“Process behavior chart” or “control chart” is such a broad term. When you have decided to track the performance of a process visually using a process behavior chart as one of the tools, you have to settle on which chart type to use. While there a number of control charts to choose from, there are some that are used more often than others.
- x̅ and R chart
- x̅ and S chart
- X-MR chart
Understanding what they are can help you determine how to best use them. Ultimately, the type of chart you end up using will depend on two things: what you want to understand about the performance of the process and the kind of data you would like to represent.
1. x̅ and R chart
The x̅ (pronounced X-Bar) and R chart is probably the most commonly used process behavior chart when it comes to determining the stability of a process. Basically, this chart uses variable data to plot the mean (x̅ chart) and range (R-Chart) of a process over a period of time. To use the x̅ and R chart, the data must be continuous (collected at regular intervals) and arranged into subgroups.
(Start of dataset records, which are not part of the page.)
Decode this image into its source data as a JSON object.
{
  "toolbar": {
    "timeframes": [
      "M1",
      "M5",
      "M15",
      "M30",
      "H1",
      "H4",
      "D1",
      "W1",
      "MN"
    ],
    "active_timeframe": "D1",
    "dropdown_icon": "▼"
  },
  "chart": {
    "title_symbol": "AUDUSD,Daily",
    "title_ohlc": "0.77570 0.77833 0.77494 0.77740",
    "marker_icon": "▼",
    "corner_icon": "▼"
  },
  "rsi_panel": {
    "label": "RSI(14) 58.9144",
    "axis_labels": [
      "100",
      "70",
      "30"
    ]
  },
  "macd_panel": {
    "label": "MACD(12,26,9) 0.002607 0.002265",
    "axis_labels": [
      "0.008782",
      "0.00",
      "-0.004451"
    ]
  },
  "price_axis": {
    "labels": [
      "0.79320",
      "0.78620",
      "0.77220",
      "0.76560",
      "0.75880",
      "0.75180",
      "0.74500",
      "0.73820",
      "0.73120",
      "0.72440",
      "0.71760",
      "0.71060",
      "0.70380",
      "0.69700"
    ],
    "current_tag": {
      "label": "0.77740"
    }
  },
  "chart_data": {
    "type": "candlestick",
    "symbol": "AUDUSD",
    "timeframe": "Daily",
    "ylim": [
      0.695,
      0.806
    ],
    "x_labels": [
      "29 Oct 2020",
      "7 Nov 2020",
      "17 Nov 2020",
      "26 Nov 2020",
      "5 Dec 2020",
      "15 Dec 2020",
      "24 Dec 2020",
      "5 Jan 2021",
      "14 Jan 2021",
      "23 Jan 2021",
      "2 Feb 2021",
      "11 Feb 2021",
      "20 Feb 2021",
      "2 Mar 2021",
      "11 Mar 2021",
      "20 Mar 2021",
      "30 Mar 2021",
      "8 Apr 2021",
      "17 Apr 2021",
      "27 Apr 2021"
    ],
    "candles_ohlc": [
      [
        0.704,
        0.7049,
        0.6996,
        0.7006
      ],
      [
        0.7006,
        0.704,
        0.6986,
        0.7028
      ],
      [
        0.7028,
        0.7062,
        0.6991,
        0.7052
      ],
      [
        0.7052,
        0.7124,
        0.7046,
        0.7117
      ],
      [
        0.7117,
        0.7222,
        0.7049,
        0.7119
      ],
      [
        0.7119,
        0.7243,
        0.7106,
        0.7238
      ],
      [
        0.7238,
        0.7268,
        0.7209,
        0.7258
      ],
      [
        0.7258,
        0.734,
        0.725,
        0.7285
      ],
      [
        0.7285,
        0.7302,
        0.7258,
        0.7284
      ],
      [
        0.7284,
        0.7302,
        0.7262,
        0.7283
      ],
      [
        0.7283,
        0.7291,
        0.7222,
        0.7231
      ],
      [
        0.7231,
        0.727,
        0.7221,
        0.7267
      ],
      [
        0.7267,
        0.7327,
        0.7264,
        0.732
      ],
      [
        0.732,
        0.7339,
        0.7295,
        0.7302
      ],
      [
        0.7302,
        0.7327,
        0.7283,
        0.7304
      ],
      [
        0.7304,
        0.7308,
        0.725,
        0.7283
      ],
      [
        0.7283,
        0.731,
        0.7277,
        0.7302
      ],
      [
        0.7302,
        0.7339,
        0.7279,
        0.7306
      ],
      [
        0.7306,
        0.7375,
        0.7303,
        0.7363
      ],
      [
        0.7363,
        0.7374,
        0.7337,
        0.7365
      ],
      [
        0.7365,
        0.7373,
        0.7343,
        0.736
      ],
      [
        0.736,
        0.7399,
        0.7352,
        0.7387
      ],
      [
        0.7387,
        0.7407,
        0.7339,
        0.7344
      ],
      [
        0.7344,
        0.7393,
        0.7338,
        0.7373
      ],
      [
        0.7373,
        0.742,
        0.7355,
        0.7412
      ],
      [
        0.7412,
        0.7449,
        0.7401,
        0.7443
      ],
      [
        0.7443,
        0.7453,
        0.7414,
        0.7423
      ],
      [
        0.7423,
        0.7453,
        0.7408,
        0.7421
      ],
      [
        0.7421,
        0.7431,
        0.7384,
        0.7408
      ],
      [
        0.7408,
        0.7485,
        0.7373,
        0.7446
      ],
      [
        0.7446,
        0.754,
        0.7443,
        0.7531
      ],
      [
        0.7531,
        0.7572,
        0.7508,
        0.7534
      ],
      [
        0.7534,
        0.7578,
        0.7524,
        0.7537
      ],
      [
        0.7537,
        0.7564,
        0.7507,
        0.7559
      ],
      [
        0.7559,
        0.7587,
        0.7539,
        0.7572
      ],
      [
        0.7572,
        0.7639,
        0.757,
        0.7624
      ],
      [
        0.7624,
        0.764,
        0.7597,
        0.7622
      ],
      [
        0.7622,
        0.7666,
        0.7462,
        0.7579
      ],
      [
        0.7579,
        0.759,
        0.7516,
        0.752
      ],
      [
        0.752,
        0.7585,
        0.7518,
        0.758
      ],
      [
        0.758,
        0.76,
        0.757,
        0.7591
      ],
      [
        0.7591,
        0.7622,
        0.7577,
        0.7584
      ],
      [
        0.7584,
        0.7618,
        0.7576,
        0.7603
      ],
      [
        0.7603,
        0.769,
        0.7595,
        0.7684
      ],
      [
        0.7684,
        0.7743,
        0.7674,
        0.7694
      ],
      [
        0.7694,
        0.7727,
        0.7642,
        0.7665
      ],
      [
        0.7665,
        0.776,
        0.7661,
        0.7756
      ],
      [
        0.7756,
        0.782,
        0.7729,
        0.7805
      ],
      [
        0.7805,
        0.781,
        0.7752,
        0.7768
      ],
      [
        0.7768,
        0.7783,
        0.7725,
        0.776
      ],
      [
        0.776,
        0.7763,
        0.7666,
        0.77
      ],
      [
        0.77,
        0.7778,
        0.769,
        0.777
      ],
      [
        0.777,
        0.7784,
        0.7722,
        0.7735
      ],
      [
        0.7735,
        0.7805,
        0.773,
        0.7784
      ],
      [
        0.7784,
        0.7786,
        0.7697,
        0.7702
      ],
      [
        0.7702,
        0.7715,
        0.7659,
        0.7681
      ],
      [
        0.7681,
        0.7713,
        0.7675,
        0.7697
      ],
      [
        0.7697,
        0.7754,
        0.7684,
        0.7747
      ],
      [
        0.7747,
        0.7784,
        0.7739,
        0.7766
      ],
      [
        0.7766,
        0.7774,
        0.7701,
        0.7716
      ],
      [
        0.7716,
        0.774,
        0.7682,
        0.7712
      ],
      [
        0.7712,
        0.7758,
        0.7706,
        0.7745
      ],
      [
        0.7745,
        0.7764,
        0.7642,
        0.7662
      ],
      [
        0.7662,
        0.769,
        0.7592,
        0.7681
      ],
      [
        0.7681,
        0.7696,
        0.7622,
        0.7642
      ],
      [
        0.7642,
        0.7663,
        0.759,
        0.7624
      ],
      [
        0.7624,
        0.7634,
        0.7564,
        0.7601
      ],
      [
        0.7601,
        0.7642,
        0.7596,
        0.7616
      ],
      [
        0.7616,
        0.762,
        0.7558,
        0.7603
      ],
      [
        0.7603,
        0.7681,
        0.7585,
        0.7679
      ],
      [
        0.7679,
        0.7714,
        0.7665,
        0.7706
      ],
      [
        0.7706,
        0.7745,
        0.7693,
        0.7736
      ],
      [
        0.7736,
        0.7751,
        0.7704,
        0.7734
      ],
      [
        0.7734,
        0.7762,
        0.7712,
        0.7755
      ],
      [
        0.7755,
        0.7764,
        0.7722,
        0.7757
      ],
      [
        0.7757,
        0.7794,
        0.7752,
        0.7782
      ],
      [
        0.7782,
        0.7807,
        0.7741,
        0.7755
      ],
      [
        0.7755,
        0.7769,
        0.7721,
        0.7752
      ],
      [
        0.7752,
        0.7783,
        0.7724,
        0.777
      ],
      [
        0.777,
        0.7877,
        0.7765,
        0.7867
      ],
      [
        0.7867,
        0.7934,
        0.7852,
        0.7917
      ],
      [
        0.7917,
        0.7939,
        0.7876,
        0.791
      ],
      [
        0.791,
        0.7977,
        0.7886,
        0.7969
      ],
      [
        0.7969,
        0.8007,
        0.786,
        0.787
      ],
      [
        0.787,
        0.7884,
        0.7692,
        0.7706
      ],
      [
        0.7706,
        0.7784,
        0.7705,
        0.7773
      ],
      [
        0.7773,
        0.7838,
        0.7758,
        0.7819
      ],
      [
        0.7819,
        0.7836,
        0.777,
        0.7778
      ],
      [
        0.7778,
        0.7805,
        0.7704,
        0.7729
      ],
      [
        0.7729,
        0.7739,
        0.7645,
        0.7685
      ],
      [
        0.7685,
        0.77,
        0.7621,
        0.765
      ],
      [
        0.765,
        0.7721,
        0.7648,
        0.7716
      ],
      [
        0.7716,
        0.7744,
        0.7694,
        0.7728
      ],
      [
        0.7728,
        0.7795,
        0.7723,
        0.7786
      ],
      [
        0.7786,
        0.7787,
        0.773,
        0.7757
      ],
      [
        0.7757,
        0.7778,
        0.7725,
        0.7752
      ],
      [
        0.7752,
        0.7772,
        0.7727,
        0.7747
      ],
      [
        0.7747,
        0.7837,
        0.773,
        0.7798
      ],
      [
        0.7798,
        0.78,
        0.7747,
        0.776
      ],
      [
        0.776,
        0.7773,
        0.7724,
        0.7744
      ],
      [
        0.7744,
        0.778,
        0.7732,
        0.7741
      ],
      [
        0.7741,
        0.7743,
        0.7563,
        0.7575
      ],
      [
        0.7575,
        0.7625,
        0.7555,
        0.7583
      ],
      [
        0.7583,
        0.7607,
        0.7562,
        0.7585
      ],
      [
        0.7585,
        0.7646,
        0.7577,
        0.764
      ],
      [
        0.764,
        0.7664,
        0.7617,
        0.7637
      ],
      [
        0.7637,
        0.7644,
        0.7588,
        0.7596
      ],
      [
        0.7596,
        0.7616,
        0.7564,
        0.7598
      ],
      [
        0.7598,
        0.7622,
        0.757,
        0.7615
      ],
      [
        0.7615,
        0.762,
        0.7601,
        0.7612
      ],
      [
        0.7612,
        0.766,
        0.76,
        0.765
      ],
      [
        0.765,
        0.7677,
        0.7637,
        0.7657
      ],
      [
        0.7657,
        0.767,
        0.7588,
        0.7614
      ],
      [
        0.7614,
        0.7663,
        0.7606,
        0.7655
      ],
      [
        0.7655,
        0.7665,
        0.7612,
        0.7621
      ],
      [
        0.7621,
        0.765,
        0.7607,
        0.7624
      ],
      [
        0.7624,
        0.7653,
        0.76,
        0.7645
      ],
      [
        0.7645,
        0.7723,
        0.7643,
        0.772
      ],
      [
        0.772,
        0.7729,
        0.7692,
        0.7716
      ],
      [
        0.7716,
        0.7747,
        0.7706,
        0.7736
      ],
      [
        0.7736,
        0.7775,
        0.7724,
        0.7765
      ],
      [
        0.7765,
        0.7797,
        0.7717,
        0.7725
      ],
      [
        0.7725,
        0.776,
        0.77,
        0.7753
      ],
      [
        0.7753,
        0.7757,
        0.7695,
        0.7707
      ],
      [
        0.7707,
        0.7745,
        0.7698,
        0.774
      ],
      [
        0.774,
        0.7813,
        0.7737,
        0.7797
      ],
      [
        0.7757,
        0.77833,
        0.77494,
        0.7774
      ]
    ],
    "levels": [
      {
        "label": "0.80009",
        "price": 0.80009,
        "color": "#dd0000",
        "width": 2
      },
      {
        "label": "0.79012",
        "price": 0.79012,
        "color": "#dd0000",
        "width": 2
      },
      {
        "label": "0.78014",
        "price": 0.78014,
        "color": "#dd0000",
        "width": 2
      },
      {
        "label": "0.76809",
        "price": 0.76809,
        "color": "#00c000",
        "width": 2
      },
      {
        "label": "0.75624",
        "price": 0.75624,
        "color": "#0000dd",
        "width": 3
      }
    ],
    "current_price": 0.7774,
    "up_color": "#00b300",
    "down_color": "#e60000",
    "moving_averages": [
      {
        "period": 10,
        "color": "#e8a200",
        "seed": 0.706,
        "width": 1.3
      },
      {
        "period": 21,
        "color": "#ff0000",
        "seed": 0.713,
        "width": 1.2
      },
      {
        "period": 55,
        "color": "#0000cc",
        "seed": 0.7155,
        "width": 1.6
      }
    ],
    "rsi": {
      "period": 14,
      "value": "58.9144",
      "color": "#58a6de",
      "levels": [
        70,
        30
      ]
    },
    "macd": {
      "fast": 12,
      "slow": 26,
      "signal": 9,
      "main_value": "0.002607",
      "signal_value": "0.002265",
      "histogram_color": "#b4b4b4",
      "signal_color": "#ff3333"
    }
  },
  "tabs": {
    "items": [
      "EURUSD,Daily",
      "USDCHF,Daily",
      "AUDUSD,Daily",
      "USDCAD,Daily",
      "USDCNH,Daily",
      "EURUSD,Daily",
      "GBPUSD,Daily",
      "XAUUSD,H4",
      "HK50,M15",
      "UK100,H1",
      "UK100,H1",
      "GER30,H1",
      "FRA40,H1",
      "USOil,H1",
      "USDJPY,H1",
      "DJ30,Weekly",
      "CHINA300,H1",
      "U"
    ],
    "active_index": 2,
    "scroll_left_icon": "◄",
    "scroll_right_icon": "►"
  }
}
This chart only works well if the subgroup size is not greater than eight. If the size of an individual subgroup happens to be more than eight, then you need to use an x̅ and S chart, which we will talk about in more detail in the next section. Subgroups include things like blood pressure of hospital patients, lengths of manufactured parts and even call times.
Take a look at the figure below for an example of an x̅ and R chart (x̅ chart is on top and R chart is below):
Normally, the x̅ and R chart has three common uses (these uses also apply to the other two charts mentioned in this article). These are:
- Tracking the stability of a process: As you know, each process will produce some level of variation. If the variation is normal, trying to fix minor fluctuations due to normal random variation can lead to unnecessary tampering of the process. This needs to be avoided.
- Figuring out if a process needs improvement: Before making changes to a process, you need to confirm whether it is stable or not. Only make changes to processes that aren’t stable.
- Accessing if improvement efforts were successful: If you have a process that is unstable and made changes to it, this chart will help you determine if the changes had the desired effect.
2. x̅ and S chart
An x̅ and S chart is similar to the x̅ and R chart. But there are two key differences to keep note of. The first difference is that this chart uses the variable data to plot the mean and standard deviation (S chart) rather than the range. The second difference is – as mentioned earlier – while the data also needs to be continuous and arranged is subgroups, the size of a subgroup can be greater than eight.
The figure below shows what an x̅ and S chart looks like (x̅ chart is on top and R chart is below):
3. X-MR chart
Another common process behavior chart is the X-MR (individuals and moving range) chart. It uses variable data to chart the individual (X), which is a single subgroup, and its moving range (MR) over time. At this point, you may have noticed we are talking about charts that use variable data (there are other process charts that use attribute data). The MR in the chart represents the variability between adjacent individual members in the subgroup.
The figure below shows what an X-MR chart looks like (X chart is on top and MR chart is below):
Ever since they were introduced in the 1920s by Walter Stewart, process behavior charts have become one of the staples of process improvement, especially in Six Sigma. But a big part of what makes them effective is knowing which chart type to use for tracking the performance of a process. While there are more process behavior charts out there, these three types are worth knowing since they are commonly used.